Billboard of Yao Ming in downtown Yinchuan, Ningxia

On the other side of the world, what peaked my own curiosity was pretty much the opposite of this cultural inquiry.  In other words, the effect that cultural icons in the universe of sports, such as Yao Ming, have on those with a similar nationality. More specifically, what is it about the National Basketball League that causes the younger generation of male adolescents to designate their english names after their favorite NBA stars.  This is no fabrication, two out of five students in this particular group named themselves James and McGrady.  An even larger population of Chinese youth sport NBA gear on a daily basis and express ‘playing basketball’ as there favorite hobby.  In Yinchuan I had the pleasure of visiting a beautiful and large gated high-school that could easily have been mistaken for a small University.  Once inside I was invited to participate in a game of badminton with members of the faculty.  Upon walking into the gymnasium I was shocked to find a handful of 5 v 5 basketball games taking place.  I recall particularly one student who stood above the rest, dominating the floor and draining outside shots with perfect form.  For a good moment I truly felt like a NBA scout and imagined myself in a Chinese version of Blue Chips.

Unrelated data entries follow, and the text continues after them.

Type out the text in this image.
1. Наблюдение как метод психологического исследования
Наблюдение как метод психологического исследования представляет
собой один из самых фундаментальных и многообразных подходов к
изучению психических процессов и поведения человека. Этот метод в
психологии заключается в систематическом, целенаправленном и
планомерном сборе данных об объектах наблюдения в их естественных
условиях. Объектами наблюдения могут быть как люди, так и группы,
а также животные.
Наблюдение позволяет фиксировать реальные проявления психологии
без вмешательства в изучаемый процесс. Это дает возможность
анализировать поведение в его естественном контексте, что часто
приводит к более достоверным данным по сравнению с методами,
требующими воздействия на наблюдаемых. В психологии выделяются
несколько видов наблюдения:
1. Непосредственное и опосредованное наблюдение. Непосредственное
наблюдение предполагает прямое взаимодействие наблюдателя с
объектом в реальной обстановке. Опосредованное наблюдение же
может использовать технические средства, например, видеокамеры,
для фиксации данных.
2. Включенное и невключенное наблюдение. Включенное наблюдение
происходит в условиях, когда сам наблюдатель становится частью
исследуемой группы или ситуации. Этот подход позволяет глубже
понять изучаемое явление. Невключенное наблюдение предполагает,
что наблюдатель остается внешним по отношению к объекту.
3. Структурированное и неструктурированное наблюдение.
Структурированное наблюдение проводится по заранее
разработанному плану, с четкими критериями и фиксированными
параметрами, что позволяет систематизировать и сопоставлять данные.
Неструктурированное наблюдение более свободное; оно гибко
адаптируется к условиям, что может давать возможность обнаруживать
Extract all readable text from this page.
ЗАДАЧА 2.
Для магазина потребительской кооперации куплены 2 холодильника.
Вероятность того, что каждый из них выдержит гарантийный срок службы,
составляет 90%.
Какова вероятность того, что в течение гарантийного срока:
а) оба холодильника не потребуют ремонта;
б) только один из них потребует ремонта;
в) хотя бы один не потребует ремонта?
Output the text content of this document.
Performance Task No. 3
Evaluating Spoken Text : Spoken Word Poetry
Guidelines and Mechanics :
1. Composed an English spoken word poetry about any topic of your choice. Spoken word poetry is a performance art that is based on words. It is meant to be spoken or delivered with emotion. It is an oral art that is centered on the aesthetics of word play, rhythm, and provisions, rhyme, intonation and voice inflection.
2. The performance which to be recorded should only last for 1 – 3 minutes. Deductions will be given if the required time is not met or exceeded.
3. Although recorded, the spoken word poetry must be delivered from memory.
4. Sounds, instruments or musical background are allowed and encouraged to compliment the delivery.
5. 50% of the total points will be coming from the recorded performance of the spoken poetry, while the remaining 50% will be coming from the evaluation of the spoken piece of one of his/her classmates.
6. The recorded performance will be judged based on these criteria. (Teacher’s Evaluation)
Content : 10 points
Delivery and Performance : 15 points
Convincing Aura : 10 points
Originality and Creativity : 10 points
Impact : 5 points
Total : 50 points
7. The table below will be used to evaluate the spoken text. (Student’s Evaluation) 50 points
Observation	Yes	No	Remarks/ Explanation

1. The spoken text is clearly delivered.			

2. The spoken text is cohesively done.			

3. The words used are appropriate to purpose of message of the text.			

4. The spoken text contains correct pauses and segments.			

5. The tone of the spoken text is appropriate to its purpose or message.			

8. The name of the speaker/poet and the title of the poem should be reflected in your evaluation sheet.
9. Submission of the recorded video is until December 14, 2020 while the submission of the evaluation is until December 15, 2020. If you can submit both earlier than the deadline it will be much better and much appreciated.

The fascination and self-identification of a good percentage of China’s youth to the NBA is widespread and ever-growing.  Yet unlike the content of Kang’s essays, which articulates a cultural impact from the insular lens of America, these students were more passionate about NBA’s all-stars: Kobe, McGrady, Lebron, Nash and so on.  Concerned more accurately with talent than origins. Perhaps Yao was a bit before there time. However, it should be expressed that Yi Jianlian was given respective air-time amongst the voice-cracking conversations.